Die Blicke richten sich nach oben. Die Studierenden, Lehrerinnen und Lehrer sehen hoch zum Helios- Turm, einem Leuchtturm mitten in Köln- Ehrenfeld, während sie gleichzeitig der Stimme eines Historikers auf ihrem Tablet lauschen. Einige Minuten später geht die Gruppe langsam weiter auf dem Gelände der ehemaligen Helioswerke, wo bis 1930 Leuchtanlagen und Telegraphen gebaut wurden. Die Gruppe, das sind Teilnehmerinnen und Teilnehmer eines Workshops, der vom Social Lab (ZuS) im Rahmen der Tagung »Zukunft Schule« angeboten wurde. Sie erprobten in der Praxis, wie sie mithilfe einer App auf dem Tablet durch die digitale Kombination von Aufgaben und Medien fachliche Kompetenzen von Schülerinnen und Schülern fördern können.
Social Lab (ZuS)
Das Social Lab verfolgt das zentrale Ziel, innovative Lehr-Lern-Formate für die drei Fächer Geschichte, Sozialwissenschaften und Geographie zu entwickeln und zu erproben. Es ist Teil des Projekts »Heterogenität und Inklusion gestalten – Zukunftsstrategie Lehrer*innenbildung (ZuS)«, das im Rahmen der gemeinsamen »Qualitätsoffensive Lehrerbildung« von Bund und Ländern aus Mitteln des Bundesministeriums für Bildung und Forschung gefördert wird.
Dass Lehrerinnen und Lehrer fit für den digitalen Unterricht gemacht werden müssen, liegt auf der Hand. »Viele Lehrkräfte und Lehramtsstudierende interessieren sich für digitale Lehre und sind hoch motiviert. Doch es mangelt oft an der digitalen Infrastruktur in den Schulen und an der mediendidaktischen Ausbildung der Lehrenden«, sagt Dr. Alexandra Habicher vom Zentrum für LehrerInnenbildung, das die Konferenz organisiert hat. »Deshalb bleibt das Thema digitales Lehren und Lernen für das ZfL und andere Stellen an der Uni Köln auch über die Tagung hinaus ein wichtiges Anliegen.«
Mit dem Tablet durch die Stadt
Eine Lernrallye über eine App zu erstellen ist ein Beispiel dafür, wie digitale Medien in den Schulunterricht eingebunden werden können.
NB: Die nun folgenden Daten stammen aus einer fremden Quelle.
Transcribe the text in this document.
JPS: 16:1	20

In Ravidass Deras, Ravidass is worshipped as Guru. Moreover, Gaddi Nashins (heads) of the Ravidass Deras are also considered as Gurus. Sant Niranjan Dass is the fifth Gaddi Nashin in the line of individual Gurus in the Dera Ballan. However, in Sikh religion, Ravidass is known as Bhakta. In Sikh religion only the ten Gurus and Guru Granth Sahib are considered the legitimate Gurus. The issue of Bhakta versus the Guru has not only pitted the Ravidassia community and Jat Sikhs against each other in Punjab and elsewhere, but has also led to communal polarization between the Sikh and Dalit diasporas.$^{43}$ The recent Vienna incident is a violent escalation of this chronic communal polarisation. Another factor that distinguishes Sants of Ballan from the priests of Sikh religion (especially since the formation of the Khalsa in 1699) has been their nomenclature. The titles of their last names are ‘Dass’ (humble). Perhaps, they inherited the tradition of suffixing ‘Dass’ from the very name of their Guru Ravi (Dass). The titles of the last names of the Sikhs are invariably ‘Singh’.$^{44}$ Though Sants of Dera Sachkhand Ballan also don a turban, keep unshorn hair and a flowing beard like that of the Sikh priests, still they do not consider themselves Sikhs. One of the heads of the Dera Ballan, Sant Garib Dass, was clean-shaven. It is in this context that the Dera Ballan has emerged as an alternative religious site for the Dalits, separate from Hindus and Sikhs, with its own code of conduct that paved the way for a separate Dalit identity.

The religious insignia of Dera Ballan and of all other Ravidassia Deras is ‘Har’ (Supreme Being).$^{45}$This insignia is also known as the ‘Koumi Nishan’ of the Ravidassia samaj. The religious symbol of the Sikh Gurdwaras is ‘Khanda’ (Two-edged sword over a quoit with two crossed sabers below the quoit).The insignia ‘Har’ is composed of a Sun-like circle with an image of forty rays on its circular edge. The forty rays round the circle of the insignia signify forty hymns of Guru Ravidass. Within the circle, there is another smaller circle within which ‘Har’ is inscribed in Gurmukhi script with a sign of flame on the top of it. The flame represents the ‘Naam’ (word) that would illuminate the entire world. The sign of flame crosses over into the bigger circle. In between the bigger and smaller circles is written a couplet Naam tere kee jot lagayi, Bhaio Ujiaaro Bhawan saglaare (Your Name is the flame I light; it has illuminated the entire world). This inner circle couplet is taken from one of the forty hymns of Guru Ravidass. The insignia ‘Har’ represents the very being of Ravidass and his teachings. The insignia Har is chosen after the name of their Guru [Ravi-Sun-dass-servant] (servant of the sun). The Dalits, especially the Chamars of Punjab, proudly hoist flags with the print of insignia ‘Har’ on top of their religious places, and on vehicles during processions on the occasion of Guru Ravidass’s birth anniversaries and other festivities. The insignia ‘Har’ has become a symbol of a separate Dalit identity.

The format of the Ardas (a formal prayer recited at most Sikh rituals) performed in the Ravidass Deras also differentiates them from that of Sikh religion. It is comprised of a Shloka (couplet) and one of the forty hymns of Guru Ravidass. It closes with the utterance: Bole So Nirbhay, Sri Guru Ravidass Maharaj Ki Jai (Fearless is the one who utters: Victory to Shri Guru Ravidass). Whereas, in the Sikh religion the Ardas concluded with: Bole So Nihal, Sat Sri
Das Lernen mit solchen Medien bietet den Vorteil, dass durch den Mix von Text, Bildern und Audio bei den Lernenden verschiedene Sinne angesprochen und verschiedene Zugänge ermöglicht werden. Das erleichtert das Verstehen der Lerninhalte. Eigene Arbeitsergebnisse können die Schülerinnen und Schüler als Text, Audio oder Video direkt in der App hochladen. Da viele Kinder und Jugendliche digitale Medien intensiv im Alltag nutzen, sind sie gut mit ihnen vertraut und erwarten geradezu, dass beispielsweise Youtube-Videos oder Simulationsprogramme auch im Unterricht eingesetzt werden. Digitale Medien im Unterricht können daher die Motivation zum Lernen und das Verständnis der Inhalte erhöhen. Gleichzeitig ist es wichtig, dass Erwachsene mit jungen Menschen kritisch über die Auswirkungen des Digitalen im Alltag sprechen.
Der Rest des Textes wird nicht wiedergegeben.